Cyber Incident Victim: Taiwan Mobile
Date:
Jan 2021
Location:
Taiwan
Summary
Taiwan Mobile faced a significant security incident involving its self-branded smartphone model, supplied by a Chinese manufacturer, which was found to contain a pre-installed trojan virus introduced during production. The malware compromised user devices, leading to identity theft incidents among subscribers. Following an investigation, regulatory authorities ordered a recall of the affected devices, which had been distributed to tens of thousands of customers over a multi-year sales period. The company issued direct notifications to impacted users advising them of the breach and its consequences.
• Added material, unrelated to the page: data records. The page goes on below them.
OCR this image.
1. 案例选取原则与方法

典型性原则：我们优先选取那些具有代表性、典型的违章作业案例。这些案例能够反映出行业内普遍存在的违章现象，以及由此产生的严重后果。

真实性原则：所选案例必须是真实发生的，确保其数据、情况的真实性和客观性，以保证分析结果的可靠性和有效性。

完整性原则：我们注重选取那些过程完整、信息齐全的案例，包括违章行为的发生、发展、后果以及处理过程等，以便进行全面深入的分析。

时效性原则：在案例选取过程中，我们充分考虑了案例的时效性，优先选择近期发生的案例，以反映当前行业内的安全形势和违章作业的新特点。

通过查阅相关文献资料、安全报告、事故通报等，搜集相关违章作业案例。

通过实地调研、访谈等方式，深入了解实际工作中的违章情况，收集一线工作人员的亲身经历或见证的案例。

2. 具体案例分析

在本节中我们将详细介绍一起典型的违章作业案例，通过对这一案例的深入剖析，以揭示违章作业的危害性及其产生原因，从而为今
| CIA Posture | Motives | Tactics, Techniques & Procedures |
|---|---|---|
| Available to members | 3 motives | 1 technique |
| Threat Actor | Type | Location |
|---|---|---|
| 1 actor | Available to members | Available to members |
Description
The Taiwan Mobile security breach involved a self-branded smartphone model (Amazing A32) supplied by a Chinese manufacturer and sold to subscribers between April 2018 and July 2020. On January 6, 2021, Taiwan Mobile notified 7,557 subscribers still using the affected device that a trojan virus had been implanted during the manufacturing process in China. The malware facilitated identity theft incidents among users. The compromised devices were distributed over a 28-month period, with total sales reaching 94,191 units before being discontinued.
Taiwan Mobile's notification occurred nine days before Taiwan's National Communications Commission (NCC) issued an official recall order on January 15, 2021. The regulatory action targeted all remaining active devices from the affected production batch. The breach gained significant public attention due to both the scale of potential exposure (nearly 100,000 devices sold) and the confirmed compromise of subscriber data through manufactured hardware. Identity theft incidents directly linked to the pre-installed malware were verified prior to the NCC's intervention. No technical details about the trojan's functionality or data exfiltration methods were disclosed in available reports. The incident highlighted supply chain vulnerabilities in telecommunications hardware procurement from foreign manufacturers.